Using the NVC process of Self-Empathy, I took time to heal. Then, I tried to understand the universal human needs underlying his words. This dissipated the anger in me. Yes, my friendliness was sincere.
How did you manage not to respond in kind when he talked to you the way he did?
At the time of the meeting I was self-connected. When I am self-connected, I am able to respond compassionately if I hear violence in the form of criticism, blame, etc. By that I mean, I try to understand the other person, and I express myself vulnerably. When I am not self-connected, however, no amount of Nonviolent Communication (NVC) skills helps. I respond to violence with violence.
What do you mean by “self-connected”?
I don’t know how to describe self-connection, exactly. The best I can do is to say that when I am in that space, I feel peaceful, I am moved by beauty and I care about everyone.
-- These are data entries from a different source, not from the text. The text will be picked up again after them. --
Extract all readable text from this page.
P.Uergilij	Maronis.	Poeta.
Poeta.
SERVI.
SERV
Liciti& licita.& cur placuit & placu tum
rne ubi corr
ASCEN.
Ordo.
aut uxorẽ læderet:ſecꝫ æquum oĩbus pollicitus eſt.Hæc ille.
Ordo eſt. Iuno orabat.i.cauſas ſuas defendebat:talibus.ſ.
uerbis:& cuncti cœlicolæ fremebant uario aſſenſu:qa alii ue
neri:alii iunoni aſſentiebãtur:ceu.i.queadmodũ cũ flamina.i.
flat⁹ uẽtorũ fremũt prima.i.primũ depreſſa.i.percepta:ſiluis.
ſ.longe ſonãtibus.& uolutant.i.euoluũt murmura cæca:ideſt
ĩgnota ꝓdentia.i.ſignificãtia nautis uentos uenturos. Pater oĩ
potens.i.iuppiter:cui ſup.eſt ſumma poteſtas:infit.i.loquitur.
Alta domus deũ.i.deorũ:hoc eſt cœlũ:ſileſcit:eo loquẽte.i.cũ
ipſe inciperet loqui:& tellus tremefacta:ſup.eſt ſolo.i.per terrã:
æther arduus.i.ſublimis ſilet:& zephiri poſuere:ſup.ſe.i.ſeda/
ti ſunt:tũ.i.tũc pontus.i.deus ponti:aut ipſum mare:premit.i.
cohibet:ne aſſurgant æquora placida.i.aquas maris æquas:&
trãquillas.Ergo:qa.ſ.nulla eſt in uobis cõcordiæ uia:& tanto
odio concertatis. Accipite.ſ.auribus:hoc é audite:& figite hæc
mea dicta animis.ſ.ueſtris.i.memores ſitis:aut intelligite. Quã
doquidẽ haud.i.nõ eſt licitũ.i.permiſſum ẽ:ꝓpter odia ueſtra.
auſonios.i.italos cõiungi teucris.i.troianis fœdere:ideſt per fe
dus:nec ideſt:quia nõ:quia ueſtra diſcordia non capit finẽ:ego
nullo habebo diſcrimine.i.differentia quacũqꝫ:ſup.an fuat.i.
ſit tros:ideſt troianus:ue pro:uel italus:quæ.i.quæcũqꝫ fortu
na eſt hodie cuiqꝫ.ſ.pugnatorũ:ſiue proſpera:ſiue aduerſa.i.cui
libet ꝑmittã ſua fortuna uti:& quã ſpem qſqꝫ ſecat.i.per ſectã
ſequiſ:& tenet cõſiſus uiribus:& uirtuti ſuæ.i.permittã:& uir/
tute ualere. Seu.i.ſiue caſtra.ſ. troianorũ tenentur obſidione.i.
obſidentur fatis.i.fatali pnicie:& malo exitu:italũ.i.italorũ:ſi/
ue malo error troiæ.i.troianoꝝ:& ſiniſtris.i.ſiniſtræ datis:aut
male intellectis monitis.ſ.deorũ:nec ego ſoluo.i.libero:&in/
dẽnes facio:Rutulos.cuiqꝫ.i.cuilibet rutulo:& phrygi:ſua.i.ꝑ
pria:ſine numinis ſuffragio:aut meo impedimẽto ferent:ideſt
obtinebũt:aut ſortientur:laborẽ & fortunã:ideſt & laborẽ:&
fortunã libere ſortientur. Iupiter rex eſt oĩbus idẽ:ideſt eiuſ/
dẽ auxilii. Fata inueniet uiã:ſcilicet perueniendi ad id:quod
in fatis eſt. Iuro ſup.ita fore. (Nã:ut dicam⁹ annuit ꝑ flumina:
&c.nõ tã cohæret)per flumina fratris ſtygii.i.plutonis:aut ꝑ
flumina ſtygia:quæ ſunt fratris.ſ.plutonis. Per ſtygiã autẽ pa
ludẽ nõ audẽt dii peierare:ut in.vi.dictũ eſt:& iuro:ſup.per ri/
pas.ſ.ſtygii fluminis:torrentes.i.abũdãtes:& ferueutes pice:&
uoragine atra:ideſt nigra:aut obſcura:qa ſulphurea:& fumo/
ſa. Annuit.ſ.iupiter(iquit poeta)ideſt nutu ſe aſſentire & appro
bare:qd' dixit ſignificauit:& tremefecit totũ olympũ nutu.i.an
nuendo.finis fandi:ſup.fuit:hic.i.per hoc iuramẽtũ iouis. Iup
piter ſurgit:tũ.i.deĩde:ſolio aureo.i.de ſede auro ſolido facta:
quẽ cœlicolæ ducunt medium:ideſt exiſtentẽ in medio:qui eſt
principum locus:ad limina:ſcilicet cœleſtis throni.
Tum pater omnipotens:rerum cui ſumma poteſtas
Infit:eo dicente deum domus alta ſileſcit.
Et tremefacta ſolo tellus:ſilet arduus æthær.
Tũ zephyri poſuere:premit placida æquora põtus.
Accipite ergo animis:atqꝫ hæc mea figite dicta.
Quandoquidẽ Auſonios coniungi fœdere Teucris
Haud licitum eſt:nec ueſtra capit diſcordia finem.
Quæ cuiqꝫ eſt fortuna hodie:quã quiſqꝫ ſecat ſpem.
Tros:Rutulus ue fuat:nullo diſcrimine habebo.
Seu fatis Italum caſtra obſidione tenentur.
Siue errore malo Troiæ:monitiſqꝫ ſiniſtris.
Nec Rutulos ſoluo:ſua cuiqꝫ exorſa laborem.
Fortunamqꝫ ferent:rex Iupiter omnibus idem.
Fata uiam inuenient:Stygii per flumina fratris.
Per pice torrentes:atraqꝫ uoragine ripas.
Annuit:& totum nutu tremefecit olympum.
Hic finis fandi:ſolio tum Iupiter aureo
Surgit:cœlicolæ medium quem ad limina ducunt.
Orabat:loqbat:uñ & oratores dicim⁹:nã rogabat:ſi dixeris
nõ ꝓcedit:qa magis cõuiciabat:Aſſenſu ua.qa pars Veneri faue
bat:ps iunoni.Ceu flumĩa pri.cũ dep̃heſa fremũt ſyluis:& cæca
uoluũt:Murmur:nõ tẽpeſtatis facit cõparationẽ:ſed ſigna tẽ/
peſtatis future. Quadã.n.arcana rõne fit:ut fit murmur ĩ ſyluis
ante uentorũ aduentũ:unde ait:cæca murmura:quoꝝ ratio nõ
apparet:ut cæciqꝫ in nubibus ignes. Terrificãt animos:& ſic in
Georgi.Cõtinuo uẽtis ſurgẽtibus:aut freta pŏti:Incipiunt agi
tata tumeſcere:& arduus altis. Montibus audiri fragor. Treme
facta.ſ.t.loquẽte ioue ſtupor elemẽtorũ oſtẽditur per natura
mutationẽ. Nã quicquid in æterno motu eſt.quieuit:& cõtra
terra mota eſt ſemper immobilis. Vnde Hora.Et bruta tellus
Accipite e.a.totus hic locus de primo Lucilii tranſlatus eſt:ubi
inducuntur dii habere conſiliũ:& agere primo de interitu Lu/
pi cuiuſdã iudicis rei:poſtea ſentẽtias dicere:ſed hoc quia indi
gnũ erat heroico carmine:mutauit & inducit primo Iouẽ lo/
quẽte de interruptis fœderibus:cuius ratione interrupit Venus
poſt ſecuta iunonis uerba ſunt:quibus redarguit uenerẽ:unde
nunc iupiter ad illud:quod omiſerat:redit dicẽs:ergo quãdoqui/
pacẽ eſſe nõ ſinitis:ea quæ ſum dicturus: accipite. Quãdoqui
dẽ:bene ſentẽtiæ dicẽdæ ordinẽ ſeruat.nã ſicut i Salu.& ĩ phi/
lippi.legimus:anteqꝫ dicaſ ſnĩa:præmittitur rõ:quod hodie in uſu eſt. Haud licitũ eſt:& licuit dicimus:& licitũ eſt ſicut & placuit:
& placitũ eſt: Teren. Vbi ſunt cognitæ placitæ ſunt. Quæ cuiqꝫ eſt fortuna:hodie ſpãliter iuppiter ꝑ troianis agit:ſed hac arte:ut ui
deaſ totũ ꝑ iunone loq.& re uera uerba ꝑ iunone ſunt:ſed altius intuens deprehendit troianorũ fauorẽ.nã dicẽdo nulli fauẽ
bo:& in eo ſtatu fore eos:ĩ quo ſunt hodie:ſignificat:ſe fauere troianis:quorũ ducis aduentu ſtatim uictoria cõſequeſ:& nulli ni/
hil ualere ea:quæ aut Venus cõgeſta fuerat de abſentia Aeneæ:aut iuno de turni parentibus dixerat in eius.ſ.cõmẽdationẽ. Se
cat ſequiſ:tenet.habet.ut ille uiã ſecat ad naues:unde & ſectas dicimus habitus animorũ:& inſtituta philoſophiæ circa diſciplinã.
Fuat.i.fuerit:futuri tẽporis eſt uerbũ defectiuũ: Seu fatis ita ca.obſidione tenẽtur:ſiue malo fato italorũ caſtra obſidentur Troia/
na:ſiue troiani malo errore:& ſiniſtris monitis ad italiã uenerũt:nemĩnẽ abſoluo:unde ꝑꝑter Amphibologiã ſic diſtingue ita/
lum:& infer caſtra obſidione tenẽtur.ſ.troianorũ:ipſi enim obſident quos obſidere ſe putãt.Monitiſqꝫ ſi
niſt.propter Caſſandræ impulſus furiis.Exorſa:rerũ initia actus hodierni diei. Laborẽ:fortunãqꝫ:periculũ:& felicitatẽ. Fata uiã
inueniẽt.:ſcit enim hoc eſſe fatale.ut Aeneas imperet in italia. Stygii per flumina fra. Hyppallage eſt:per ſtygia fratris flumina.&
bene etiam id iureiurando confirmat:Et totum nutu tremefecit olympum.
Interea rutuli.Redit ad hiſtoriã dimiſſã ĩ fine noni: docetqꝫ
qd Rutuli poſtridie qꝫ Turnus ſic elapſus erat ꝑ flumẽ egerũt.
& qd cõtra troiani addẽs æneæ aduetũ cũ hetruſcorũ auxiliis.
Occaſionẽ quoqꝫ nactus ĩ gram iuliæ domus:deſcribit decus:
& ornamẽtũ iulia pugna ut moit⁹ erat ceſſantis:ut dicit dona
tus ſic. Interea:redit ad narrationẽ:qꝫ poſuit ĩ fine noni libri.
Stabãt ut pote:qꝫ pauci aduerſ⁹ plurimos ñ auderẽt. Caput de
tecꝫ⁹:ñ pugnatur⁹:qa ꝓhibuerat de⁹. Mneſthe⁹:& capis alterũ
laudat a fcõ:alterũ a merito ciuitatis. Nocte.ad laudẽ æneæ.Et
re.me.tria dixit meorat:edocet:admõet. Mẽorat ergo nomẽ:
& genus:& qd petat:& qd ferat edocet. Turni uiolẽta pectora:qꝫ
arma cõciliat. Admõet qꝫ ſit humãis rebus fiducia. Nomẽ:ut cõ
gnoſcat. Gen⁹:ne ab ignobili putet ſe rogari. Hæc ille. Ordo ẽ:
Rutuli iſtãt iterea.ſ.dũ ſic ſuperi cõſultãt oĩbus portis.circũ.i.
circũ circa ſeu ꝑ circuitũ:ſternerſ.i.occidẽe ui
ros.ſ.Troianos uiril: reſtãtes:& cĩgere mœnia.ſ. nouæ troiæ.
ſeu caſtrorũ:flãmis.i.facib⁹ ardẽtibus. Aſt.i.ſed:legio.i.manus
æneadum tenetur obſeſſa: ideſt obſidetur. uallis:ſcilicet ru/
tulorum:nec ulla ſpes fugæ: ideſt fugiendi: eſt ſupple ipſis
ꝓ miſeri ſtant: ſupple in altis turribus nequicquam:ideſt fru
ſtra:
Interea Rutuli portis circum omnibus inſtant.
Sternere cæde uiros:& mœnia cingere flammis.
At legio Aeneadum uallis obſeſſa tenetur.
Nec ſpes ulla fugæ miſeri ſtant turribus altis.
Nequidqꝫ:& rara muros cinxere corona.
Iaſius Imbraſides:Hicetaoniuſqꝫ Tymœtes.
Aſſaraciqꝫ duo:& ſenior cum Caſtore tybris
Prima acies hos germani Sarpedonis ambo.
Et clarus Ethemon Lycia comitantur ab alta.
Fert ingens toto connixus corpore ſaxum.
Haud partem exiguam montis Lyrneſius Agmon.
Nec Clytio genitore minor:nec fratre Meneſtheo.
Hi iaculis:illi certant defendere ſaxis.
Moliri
How do you get to that space?
I meditate for one hour in the morning and 20 minutes at bedtime. Not to say it takes that long to connect with oneself! I just so enjoy meditation that I take my sweet time at it. There are other ways to get to that space, of course. At International Intensive Trainings, Marshall Rosenberg instituted a practice he calls Remembering. First thing in the morning, we sit in a circle listen to inspiring music, read an uplifting poem, or some similar activity.At the end of the piece, people express how they were touched. I have noticed that after Remembering there is silence in the room and people relate vulnerably. I have adopted a version of this practice in therapy groups. At the beginning of a group session, we spend a few minutes following the lingering sound of Tibetan bells. Afterwards, people go very deep into their healing process and I am more
in tune with them than usual. Thus, we all get more out of our time together, in my view.
Friends, for me it is not enough to know NVC. I need to be WILLING to use the skills when the rubber meets the road. A daily practice that helps me connect with compassion within helps a lot towards that end. This is the third aspect of my response to Raymond and the most important aspect of my life.